Apparently this issue is quite common:
I obviously spent a lot of time reviewing possible solutions.
One of the solutions was to modify the /etc/defaults/grub
file and UEFI:
-
sudo gedit /etc/default/grub
- Change
GRUB_CMDLINE_LINUX="linux"
toGRUB_CMDLINE_LINUX="iommu=soft"
near the top -
sudo update-grub
- Then find some setting in your UEFI regarding iommu and disable it.
Unfortunately I did not have any setting regarding the iommu and adding iommu=soft
into my grub file did not do anything regarding the USB/Ethernet issue.
I attempted to update the kernel so that a new one would be used by default – that didn’t work either. Evidently the /boot partition size was only 56MB or so. Changing the partition size isn’t easy, from what I found. There wasn’t enough space to install the package after download the files I needed. This is also not unheard of:
So what am I do to? There was one only kernel that was used previously, so two total kernels existed. I simply deleted the newest one.

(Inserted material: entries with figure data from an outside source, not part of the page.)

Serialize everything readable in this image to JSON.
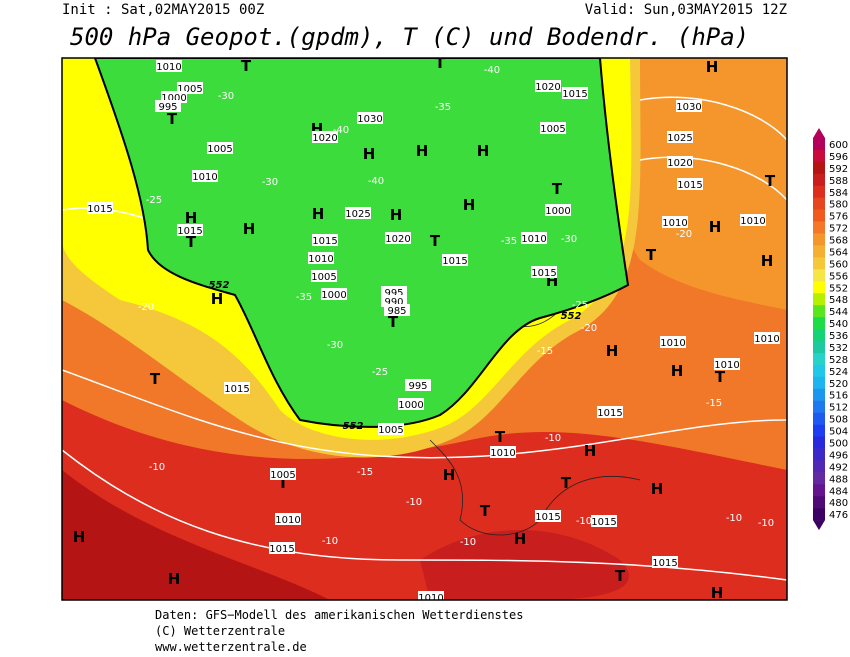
{
  "header": {
    "init": "Init : Sat,02MAY2015 00Z",
    "valid": "Valid: Sun,03MAY2015 12Z",
    "title": "500 hPa Geopot.(gpdm), T (C) und Bodendr. (hPa)"
  },
  "map": {
    "highs": [
      "H",
      "H",
      "H",
      "H",
      "H",
      "H",
      "H",
      "H",
      "H",
      "H",
      "H",
      "H",
      "H",
      "H",
      "H",
      "H",
      "H",
      "H",
      "H",
      "H",
      "H",
      "H",
      "H"
    ],
    "lows": [
      "T",
      "T",
      "T",
      "T",
      "T",
      "T",
      "T",
      "T",
      "T",
      "T",
      "T",
      "T",
      "T",
      "T",
      "T",
      "T"
    ],
    "isobars": [
      "1010",
      "1005",
      "1000",
      "995",
      "1005",
      "1010",
      "1015",
      "1015",
      "1030",
      "1020",
      "1025",
      "1020",
      "1015",
      "1015",
      "1010",
      "1005",
      "1000",
      "995",
      "990",
      "985",
      "1000",
      "995",
      "1005",
      "1020",
      "1015",
      "1005",
      "1000",
      "1010",
      "1015",
      "1030",
      "1025",
      "1020",
      "1015",
      "1010",
      "1010",
      "1010",
      "1010",
      "1010",
      "1015",
      "1015",
      "1010",
      "1005",
      "1010",
      "1015",
      "1015",
      "1015",
      "1015",
      "1010"
    ],
    "temperatures": [
      "-40",
      "-35",
      "-30",
      "-25",
      "-20",
      "-25",
      "-30",
      "-35",
      "-20",
      "-25",
      "-15",
      "-15",
      "-10",
      "-15",
      "-10",
      "-10",
      "-10",
      "-10",
      "-10",
      "-10",
      "-10",
      "-20",
      "-30",
      "-35",
      "-40",
      "-40",
      "-30"
    ],
    "contour_552": [
      "552",
      "552",
      "552"
    ]
  },
  "colorbar": {
    "values": [
      600,
      596,
      592,
      588,
      584,
      580,
      576,
      572,
      568,
      564,
      560,
      556,
      552,
      548,
      544,
      540,
      536,
      532,
      528,
      524,
      520,
      516,
      512,
      508,
      504,
      500,
      496,
      492,
      488,
      484,
      480,
      476
    ],
    "colors": [
      "#b4005a",
      "#c80a3c",
      "#b41414",
      "#c81e1e",
      "#dc2d1e",
      "#e6461e",
      "#f05a1e",
      "#f57828",
      "#f5962d",
      "#f5af32",
      "#f5c83c",
      "#f5e646",
      "#ffff00",
      "#b4f000",
      "#5ae61e",
      "#1edc46",
      "#14d278",
      "#1ec8a0",
      "#28d2c8",
      "#1ec8e6",
      "#1eb4f0",
      "#1e96f0",
      "#1e78f0",
      "#1e5af0",
      "#1e3cf0",
      "#2828dc",
      "#3c28c8",
      "#5028b4",
      "#6428a0",
      "#64148c",
      "#500a78",
      "#3c0064"
    ]
  },
  "footer": {
    "source": "Daten: GFS−Modell des amerikanischen Wetterdienstes",
    "copyright": "(C) Wetterzentrale",
    "url": "www.wetterzentrale.de"
  }
}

I already knew what kernel I wanted to remove, 3.13.0-46-generic, so I did the following:
sudo apt-get purge linux-image-3.13.0-46*.
If you don’t know what kernels are available, first determine what you’re currently using:
uname -r
Then determine what kernel packages are available:
sudo dpkg --list 'linux-image*'
Finally, knowing what you are currently using, and what you want want to remove, do the same command as earlier, where VERSION is whatever kernel version you want to remove:
sudo apt-get purge linux-image-VERSION*.